If you are a mobile developer, do you really want to use Xamarin?

I think the whole question boils down to how much “back end” code your application contains.  If your app contains much in the way of back end computations, or especially C/C++ code that needs integration, then Xamarin is your ticket to three platforms for roughly the development price of one.  This can be a huge advantage in getting apps to all potential customers.

The hitch is that the user paradigms for the three platforms, Windows Phone 8, Android and Apple iOS, are subtly but concretely different.   You can settle for controls that homogenize the three together into one single platform.  That reduces the amount of development and potentially the  user manual development time.   But the downside is a user interface that will always be in some ways slightly off.

Remember how Adobe used the hand gesture instead of the Windows pointer in its earlier Acrobat products to redefine the Windows GUI to be more like Mac?  It worked, but it was an annoyance to Windows users who wanted all apps to use the same conventions.

Although you can use Xamarin to eliminate much of the three platform development, you can never forget that you are developing on three platforms.  At a minimum, three development versions will have to maintained.
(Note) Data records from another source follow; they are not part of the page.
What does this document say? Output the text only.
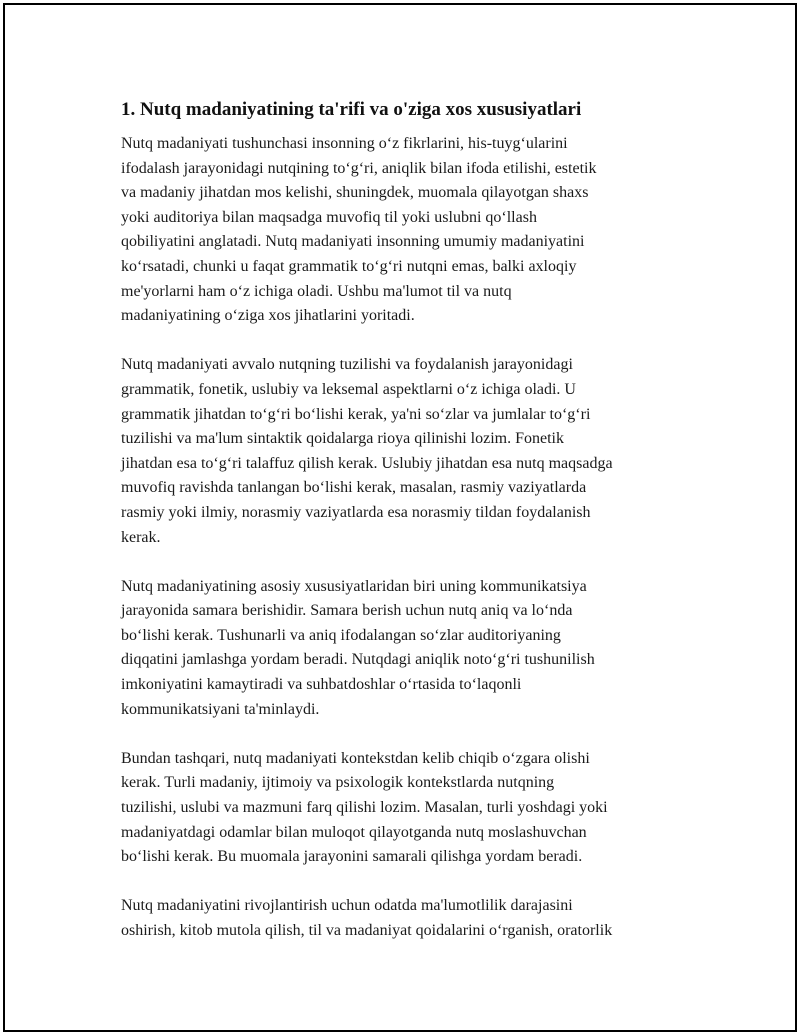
1. Nutq madaniyatining ta'rifi va o'ziga xos xususiyatlari

Nutq madaniyati tushunchasi insonning o‘z fikrlarini, his-tuyg‘ularini
ifodalash jarayonidagi nutqining to‘g‘ri, aniqlik bilan ifoda etilishi, estetik
va madaniy jihatdan mos kelishi, shuningdek, muomala qilayotgan shaxs
yoki auditoriya bilan maqsadga muvofiq til yoki uslubni qo‘llash
qobiliyatini anglatadi. Nutq madaniyati insonning umumiy madaniyatini
ko‘rsatadi, chunki u faqat grammatik to‘g‘ri nutqni emas, balki axloqiy
me'yorlarni ham o‘z ichiga oladi. Ushbu ma'lumot til va nutq
madaniyatining o‘ziga xos jihatlarini yoritadi.

Nutq madaniyati avvalo nutqning tuzilishi va foydalanish jarayonidagi
grammatik, fonetik, uslubiy va leksemal aspektlarni o‘z ichiga oladi. U
grammatik jihatdan to‘g‘ri bo‘lishi kerak, ya'ni so‘zlar va jumlalar to‘g‘ri
tuzilishi va ma'lum sintaktik qoidalarga rioya qilinishi lozim. Fonetik
jihatdan esa to‘g‘ri talaffuz qilish kerak. Uslubiy jihatdan esa nutq maqsadga
muvofiq ravishda tanlangan bo‘lishi kerak, masalan, rasmiy vaziyatlarda
rasmiy yoki ilmiy, norasmiy vaziyatlarda esa norasmiy tildan foydalanish
kerak.

Nutq madaniyatining asosiy xususiyatlaridan biri uning kommunikatsiya
jarayonida samara berishidir. Samara berish uchun nutq aniq va lo‘nda
bo‘lishi kerak. Tushunarli va aniq ifodalangan so‘zlar auditoriyaning
diqqatini jamlashga yordam beradi. Nutqdagi aniqlik noto‘g‘ri tushunilish
imkoniyatini kamaytiradi va suhbatdoshlar o‘rtasida to‘laqonli
kommunikatsiyani ta'minlaydi.

Bundan tashqari, nutq madaniyati kontekstdan kelib chiqib o‘zgara olishi
kerak. Turli madaniy, ijtimoiy va psixologik kontekstlarda nutqning
tuzilishi, uslubi va mazmuni farq qilishi lozim. Masalan, turli yoshdagi yoki
madaniyatdagi odamlar bilan muloqot qilayotganda nutq moslashuvchan
bo‘lishi kerak. Bu muomala jarayonini samarali qilishga yordam beradi.

Nutq madaniyatini rivojlantirish uchun odatda ma'lumotlilik darajasini
oshirish, kitob mutola qilish, til va madaniyat qoidalarini o‘rganish, oratorlik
Much of the back end code can be created in common but because there are three different GUI’s, you will have to maintain three different user interfaces, as well as three different development versions.

That being said, the advantages of Xamarin are immense.  If you are already a Windows developer. it allows you to do most of the development in the tool set you prefer–Visual Studio.  And instead of learning Java for Android, or Objective C for iOS, you can stick with C# if that is most familiar to you.

I hope Microsoft will buy Xamarin, or make a larger investment to integrate it into Visual Studio  and extend it its licensing to the packs sold to Microsoft Partners.  Right now, the Xamarin-MSDN special discount offer is limited to those developers/businesses who buy Visual Studio through MSDN at retail.  The Microsoft Partners who receive Visual Studio included in the Partner Packs are left to purchase Xamarin at full price–$999 per platform, per developer. Given the cost, many organizations may very well pass on it.

Time will tell where this relationship goes.  I see Microsoft with a strong interest in Xamarin technology. With the introduction of Microsoft Office for iPad, Microsoft has clearly signaled its multi-platform goal for its current and future products.